Stocks in Tokyo, Sydney and Seoul added 1.5 to 3.5 percent to claw back all or much of this week's losses. MSCI's index of Asia Pacific stocks excluding Japan rose 3.3 percent by 0256 GMT, paring year-to-date losses to around 10 percent.

Banks, such as Japan's Mitsubishi UFJ Financial Group (8306.T) and Australia's Macquarie Group (MQG.AX) shrugged off news that a trader at Societe Generale was accused of racking up a $7 billion loss in bad bets on stocks in the biggest trading scandal in banking history.

France's prime minister reassured investors that SocGen's woes were isolated from the malaise sweeping global financial market after a meltdown in U.S. sub-prime credit markets.

Shares in SocGen fell a modest 4 percent as the bank moved to shore itself up with a fully underwritten rights issue.

The financial sector also drew support from news that troubled U.S. bond insurer Ambac may be in talks with a buyer.

On Wall Street, the Dow Jones industrial average (.DJI) rose just under 1 percent on Thursday. U.S. stock index futures pointed to further gains later.

Tokyo's Nikkei (.N225) was up 2.8 percent at the midsession , a weaker yen boosting exporters like Nissan Motor Corp (7201.T).

In Hong Kong, gains in global bank HSBC (0005.HK) (HSBA.L) helped the Hang Seng notch up a 5 percent gain, while Australian shares (.AXJO) climbed 3.6 percent to complete a clawback of all of this week's losses.

"The panic's gone out of the market," said Angus Gluskie , portfolio manager with White Funds Management.

Expectations of a further interest rate cut by the U.S. Federal Reserve next week has helped to stabilize market sentiment and put focus on fundamental company valuations following the market rout earlier this week, he said.

"On most people's fundamentals, a lot of stocks in the market appear to be undervalued," said Gluskie .

Japanese government bonds tumbled for a third straight day, taking a hit from the solid gains in stocks that cooled some of the expectations for a Bank of Japan interest rate cut this year.

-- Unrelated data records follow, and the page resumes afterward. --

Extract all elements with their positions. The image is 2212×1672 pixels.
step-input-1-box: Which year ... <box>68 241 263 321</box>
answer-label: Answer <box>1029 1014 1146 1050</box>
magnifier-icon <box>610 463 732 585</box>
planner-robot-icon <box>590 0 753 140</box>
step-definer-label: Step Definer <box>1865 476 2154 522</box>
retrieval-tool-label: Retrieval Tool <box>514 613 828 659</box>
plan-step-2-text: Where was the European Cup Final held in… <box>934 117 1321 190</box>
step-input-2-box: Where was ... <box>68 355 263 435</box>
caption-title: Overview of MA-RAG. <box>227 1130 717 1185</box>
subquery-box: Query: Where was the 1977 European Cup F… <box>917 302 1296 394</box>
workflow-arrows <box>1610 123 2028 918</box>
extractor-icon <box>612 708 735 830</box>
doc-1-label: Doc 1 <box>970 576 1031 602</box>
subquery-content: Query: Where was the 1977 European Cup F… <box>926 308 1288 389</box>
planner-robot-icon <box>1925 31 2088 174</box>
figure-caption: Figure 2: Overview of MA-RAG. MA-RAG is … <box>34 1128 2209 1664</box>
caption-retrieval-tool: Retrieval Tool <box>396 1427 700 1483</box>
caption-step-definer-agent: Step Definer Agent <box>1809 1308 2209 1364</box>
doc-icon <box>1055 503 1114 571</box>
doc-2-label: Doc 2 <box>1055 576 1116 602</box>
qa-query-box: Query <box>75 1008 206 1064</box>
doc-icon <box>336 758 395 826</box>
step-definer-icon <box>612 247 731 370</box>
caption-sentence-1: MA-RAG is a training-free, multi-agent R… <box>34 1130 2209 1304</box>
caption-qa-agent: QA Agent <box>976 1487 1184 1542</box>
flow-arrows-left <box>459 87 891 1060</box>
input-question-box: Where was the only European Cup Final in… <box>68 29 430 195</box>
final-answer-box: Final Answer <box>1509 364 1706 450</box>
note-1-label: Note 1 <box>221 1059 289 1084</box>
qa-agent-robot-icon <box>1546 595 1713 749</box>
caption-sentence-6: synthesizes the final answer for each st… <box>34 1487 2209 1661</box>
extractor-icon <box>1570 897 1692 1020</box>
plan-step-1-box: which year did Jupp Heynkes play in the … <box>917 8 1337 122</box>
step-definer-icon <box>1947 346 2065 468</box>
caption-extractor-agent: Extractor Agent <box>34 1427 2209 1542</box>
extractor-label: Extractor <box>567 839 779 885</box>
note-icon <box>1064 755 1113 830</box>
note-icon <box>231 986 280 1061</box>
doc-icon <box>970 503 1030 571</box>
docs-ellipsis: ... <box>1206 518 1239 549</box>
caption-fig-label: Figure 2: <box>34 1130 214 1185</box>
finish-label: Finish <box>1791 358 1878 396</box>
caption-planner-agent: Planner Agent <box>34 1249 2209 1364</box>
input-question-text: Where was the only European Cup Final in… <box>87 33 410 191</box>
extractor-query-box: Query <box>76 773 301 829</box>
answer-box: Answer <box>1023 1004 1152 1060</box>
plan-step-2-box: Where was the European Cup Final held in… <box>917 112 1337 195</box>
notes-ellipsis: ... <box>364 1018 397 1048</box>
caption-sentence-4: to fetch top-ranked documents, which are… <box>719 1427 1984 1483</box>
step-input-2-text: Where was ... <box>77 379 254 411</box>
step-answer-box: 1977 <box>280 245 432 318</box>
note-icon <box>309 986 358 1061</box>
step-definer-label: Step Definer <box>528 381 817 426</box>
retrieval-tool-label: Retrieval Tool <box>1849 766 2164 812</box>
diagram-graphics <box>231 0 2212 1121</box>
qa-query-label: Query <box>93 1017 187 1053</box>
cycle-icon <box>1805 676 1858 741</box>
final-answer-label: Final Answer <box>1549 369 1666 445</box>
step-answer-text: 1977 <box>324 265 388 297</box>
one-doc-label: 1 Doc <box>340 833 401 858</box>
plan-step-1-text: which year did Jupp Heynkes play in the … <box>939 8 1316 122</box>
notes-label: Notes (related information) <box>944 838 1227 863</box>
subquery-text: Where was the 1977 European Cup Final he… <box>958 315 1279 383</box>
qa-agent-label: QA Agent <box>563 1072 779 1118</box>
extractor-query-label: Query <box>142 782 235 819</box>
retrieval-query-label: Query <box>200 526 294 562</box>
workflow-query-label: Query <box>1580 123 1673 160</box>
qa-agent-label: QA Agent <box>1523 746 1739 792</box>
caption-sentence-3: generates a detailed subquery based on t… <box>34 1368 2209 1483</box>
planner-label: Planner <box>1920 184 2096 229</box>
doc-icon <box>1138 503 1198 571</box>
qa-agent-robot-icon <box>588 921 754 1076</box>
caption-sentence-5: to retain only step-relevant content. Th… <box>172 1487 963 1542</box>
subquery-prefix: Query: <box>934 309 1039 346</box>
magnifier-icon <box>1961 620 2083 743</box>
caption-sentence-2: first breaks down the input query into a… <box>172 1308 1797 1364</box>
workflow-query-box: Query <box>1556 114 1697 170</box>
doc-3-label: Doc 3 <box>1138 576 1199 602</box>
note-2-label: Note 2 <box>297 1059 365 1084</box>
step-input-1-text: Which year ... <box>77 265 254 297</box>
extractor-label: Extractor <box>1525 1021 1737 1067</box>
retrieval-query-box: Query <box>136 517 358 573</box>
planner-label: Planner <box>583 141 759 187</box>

March 10-year futures fell 0.66 point to 137.60 and were well below a 28-month high of 139.15 reached on Tuesday in evening trade.

The benchmark 10-year bond yield jumped 6 basis points to 1.445 percent.

The euro tiptoed higher, supported after tough inflation talk from a European Central Bank official dashed speculation of a possible euro-zone interest rate cut, even as the Federal Reserve is expected to slash rates further. The euro traded at $1.4766 against the dollar.

The dollar meanwhile hovered around 107.22 yen, holding gains made on Thursday after recovering from tumble to a 2-1/2-year low around 104.95 yen earlier in the week.

U.S. crude rose 49 cents to $89.90 a barrel after jumping nearly 3 percent in the previous session to $89.41 a barrel.

Spot gold changed hands at $908.50 an ounce, near a historic high, on dollar weakness, supply concerns, firm oil and expectations of more U.S. interest rate cuts. Platinum hit another record high of $1,618.50.